Re: Thoughts and obesrvations on Samza

2015-07-13 Thread Jay Kreps
Hmm, thought about this more. Maybe this is just too much too quick.
Overall I think there is some enthusiasm for the proposal but it's not
really unanimous enough to make any kind of change this big cleanly. The
board doesn't really like the merging stuff, user's are concerned about
compatibility, I didn't feel there was unanimous agreement on dropping
SystemConsumer, etc. Even if this is the right end state to get to,
probably trying to push all this through at once isn't the right way to do
it.

So let me propose a kind of fifth (?) option which I think is less dramatic
and let's things happen gradually. I think this is kind of like combining
the first part of Yi's proposal and Jakob's third option, leaving the rest
to be figured out incrementally:

Option 5: We continue the prototype I shared and propose that as a kind of
transformer client API in Kafka. This isn't really a full-fledged stream
processing layer, more like a supped up consumer api for munging topics.
This would let us figure out some of the technical bits, how to do this on
Kafka's group management features, how to integrate the txn feature to do
the exactly-once stuff in these transformations, and get all this stuff
solid. This api would have valid uses in it's own right, especially when
your transformation will be embedded inside an existing service or
application which isn't possible with Samza (or other existing systems that
I know of).

Independently we can iterate on some of the ideas of the original proposal
individually and figure out how (if at all) to make use of this
functionality. This can be done bit-by-bit:
- Could be that the existing StreamTask API ends up wrapping this
- Could end up exposed directly in Samza as Yi proposed
- Could be that just the lower-level group-management stuff get's used, and
in this case it could be either just for standalone mode, or always
- Could be that it stays as-is

The advantage of this is it is lower risk...we basically don't have to make
12 major decisions all at once that kind of hinge on what amounts to a
pretty aggressive rewrite. The disadvantage of this is it is a bit more
confusing as all this is getting figured out.

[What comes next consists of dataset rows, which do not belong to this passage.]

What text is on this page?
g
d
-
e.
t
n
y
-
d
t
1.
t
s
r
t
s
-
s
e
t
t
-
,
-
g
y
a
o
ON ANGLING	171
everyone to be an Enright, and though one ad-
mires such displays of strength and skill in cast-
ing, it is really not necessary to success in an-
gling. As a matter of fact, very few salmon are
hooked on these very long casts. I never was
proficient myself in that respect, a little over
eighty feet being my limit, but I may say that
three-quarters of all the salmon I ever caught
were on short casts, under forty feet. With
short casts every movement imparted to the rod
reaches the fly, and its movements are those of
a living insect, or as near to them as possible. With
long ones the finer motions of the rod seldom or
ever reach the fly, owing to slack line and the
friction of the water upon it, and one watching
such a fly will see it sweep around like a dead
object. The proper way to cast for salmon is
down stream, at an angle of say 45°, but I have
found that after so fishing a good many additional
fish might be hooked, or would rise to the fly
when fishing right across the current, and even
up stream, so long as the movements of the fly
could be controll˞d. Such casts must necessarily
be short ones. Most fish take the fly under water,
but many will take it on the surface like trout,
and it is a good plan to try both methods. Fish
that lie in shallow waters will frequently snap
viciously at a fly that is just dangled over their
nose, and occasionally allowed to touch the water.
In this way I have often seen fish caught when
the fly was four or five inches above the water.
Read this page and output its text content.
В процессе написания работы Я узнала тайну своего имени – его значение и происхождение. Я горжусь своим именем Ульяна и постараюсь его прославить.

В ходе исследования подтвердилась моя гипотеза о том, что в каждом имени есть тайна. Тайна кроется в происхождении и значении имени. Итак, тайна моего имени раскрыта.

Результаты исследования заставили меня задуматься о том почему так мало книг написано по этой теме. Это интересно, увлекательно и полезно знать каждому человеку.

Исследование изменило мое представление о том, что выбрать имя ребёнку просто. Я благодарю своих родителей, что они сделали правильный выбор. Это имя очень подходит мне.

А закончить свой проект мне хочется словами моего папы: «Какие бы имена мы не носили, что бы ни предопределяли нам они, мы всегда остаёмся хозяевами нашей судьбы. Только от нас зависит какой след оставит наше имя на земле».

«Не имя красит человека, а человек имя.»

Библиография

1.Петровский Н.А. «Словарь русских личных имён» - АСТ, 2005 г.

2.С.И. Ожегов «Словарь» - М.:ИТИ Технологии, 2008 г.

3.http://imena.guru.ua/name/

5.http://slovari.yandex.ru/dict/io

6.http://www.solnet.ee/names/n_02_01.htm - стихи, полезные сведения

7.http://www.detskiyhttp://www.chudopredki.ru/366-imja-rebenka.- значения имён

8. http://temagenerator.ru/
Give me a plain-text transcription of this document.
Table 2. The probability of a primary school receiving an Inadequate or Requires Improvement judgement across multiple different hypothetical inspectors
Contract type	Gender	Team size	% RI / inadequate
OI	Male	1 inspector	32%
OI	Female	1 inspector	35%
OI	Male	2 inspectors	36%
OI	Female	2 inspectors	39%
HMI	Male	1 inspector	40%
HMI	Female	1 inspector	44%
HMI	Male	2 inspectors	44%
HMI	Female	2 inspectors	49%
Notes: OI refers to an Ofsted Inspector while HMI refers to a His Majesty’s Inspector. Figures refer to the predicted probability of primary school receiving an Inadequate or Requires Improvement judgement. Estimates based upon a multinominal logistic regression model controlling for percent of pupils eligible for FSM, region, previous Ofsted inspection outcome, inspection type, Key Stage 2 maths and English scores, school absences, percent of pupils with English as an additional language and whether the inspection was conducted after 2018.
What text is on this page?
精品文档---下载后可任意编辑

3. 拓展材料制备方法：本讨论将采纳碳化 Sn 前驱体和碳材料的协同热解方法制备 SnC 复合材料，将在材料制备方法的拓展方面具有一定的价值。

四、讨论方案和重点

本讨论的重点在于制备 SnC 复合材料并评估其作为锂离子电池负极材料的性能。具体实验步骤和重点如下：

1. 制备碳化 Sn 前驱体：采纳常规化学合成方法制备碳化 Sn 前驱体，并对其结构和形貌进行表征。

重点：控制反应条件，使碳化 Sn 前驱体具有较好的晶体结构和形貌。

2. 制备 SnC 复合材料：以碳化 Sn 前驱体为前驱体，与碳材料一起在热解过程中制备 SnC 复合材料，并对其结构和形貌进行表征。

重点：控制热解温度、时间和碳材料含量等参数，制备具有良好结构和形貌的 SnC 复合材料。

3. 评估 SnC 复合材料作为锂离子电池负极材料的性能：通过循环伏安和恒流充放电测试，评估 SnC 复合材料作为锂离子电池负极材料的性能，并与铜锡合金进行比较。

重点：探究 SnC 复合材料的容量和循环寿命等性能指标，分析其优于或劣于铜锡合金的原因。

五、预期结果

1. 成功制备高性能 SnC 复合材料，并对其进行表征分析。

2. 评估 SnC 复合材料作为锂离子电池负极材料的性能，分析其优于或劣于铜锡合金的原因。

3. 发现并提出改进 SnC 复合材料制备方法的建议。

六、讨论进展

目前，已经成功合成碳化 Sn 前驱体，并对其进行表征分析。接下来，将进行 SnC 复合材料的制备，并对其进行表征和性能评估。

As with some of the other stuff, this would require a further discussion in
the Kafka community if people do like this approach.

Thoughts?

-Jay




On Sun, Jul 12, 2015 at 10:52 PM, Jay Kreps jay.kr...@gmail.com wrote:

 Hey Chris,

 Yeah, I'm obviously in favor of this.

 The sub-project approach seems the ideal way to take a graceful step in
 this direction, so I will ping the board folks and see why they are
 discouraged, it would be good to understand that. If we go that route we
 would need to do a similar discussion in the Kafka list (but makes sense to
 figure out first if it is what Samza wants).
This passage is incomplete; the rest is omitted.